General deep cloning function can be easily implemented by Serialization, with moderate effort by Reflection and with a lot of effort by Expression Trees. Serialization is very slow and may have some additional limitations (e.g. serialization by BinaryFormatter needs Serializable attribute, serialization by XmlSerializer does not maintain circular references). Reflection is 5 times faster but still much slower than manually implemented copy functions. Expression Trees are of the same speed as manually implemented copy functions and therefore are the fastest.

For nice working codes by Serialization and Reflection see section Links to Alternatives at the bottom of the article.

Speed Comparison

Speed comparison was done with the mentioned Serialization and Reflection codes from the section "Links to Alternatives". Used object: ModerateClass (included in the zip).

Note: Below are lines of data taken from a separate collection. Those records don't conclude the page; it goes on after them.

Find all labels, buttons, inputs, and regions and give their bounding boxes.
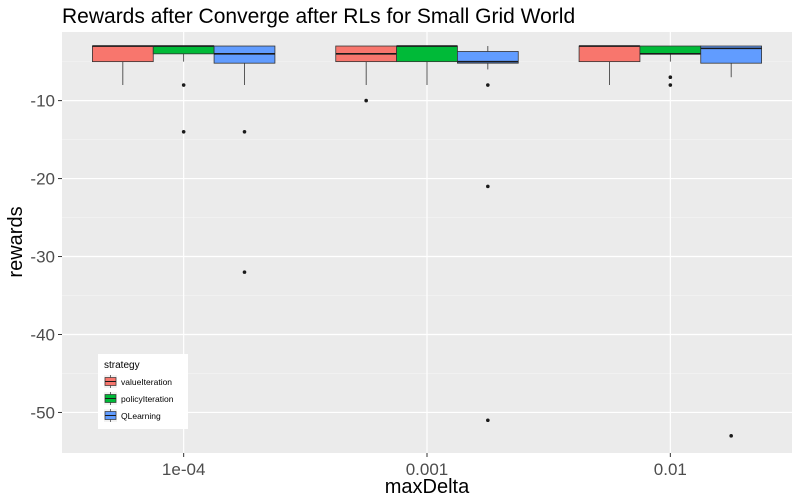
y-tick-label: -10: [30, 92, 55, 111]
legend-item-valueIteration: valueIteration: [104, 375, 172, 388]
box-body: [700, 45, 762, 64]
chart-title: Rewards after Converge after RLs for Sma…: [62, 5, 575, 28]
outlier-point: [668, 83, 673, 87]
box-body: [92, 45, 154, 63]
legend-label: valueIteration: [121, 377, 172, 387]
legend-title: strategy: [104, 360, 140, 371]
outlier-point: [181, 129, 186, 134]
y-axis: -10 -20 -30 -40 -50: [30, 92, 62, 422]
outlier-point: [486, 83, 490, 87]
box-body: [396, 45, 458, 63]
x-tick-label: 1e-04: [162, 460, 205, 479]
box-valueIteration-0.001: [335, 45, 397, 103]
box-QLearning-1e-04: [213, 45, 276, 274]
outlier-point: [181, 83, 186, 87]
box-body: [152, 45, 215, 55]
legend-label: policyIteration: [121, 394, 174, 404]
outlier-point: [668, 75, 673, 80]
legend-label: QLearning: [121, 411, 161, 421]
outlier-point: [486, 184, 490, 189]
box-body: [457, 51, 519, 64]
x-axis: 1e-04 0.001 0.01: [162, 453, 687, 479]
box-body: [639, 45, 702, 55]
legend: strategy valueIteration policyIteration QL…: [98, 354, 188, 429]
y-tick-label: -40: [30, 325, 55, 344]
outlier-point: [242, 129, 247, 134]
x-tick-label: 0.001: [406, 460, 449, 479]
y-tick-label: -50: [30, 403, 55, 422]
y-axis-title: rewards: [5, 206, 27, 277]
outlier-point: [242, 270, 247, 274]
legend-item-QLearning: QLearning: [104, 409, 161, 422]
y-tick-label: -30: [30, 248, 55, 267]
outlier-point: [729, 434, 733, 438]
box-body: [578, 45, 641, 63]
x-axis-title: maxDelta: [385, 476, 470, 498]
box-QLearning-0.001: [457, 46, 519, 423]
box-QLearning-0.01: [700, 45, 762, 438]
outlier-point: [364, 98, 368, 103]
x-tick-label: 0.01: [654, 460, 687, 479]
boxplot-marks: [92, 45, 762, 438]
box-valueIteration-1e-04: [92, 45, 154, 86]
outlier-point: [486, 418, 490, 423]
legend-item-policyIteration: policyIteration: [104, 392, 174, 405]
y-tick-label: -20: [30, 170, 55, 189]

Table with exact numbers follows:

Number of Copied Items110100100010000100000
Serialization (ms)6729189149612969
Reflection (ms)5510362422432
Expression Trees (ms)1917192069570

Why are Expression Trees So Fast?

Expression Trees enable a developer to create functions and methods generically in runtime. It is closely connected to Reflection and has almost the same possibilities (e.g. hidden members can be accessed or assigned, no public constructor is needed, etc.). Difference from Reflection is that you have to write much longer code and also that a method made by Expression Trees needs to be compiled before its first use. Compilation in runtime takes some time (which explains why expression trees are slower by a constant for a small number of copied objects). But if program reuses the "in runtime compiled" method, it is as fast as compiled source code.

Advantages and Limitations

The code advantages are listed below:

  • Copies both public and private members
  • Works for readonly fields and properties
  • (new) Works for both classes and structs
  • Works also for circular references
  • Objects with multiple references are copied only once
  • Copies inherited types
  • Copies generic types
  • Works well in multithreading
  • Works for classes without parameterless constructor
  • Classes do not need Serializable attribute

The code limitations:

  • Works for .NET 4 and higher (C# 4.0 and higher)
  • Shallow-copies structs (user-defined structs containing classes in its fields will have problem)
  • Does not copy delegates and events (leaves null instead)
  • Fails on ComObjects (e.g. on some WPF dispatcher subobjects or Excel Interop)
  • Fails on any unmanaged object (e.g. from some external C++ library)

How to Use the Code

Copy the file DeepCopyByExpressionTrees.cs somewhere into your solution.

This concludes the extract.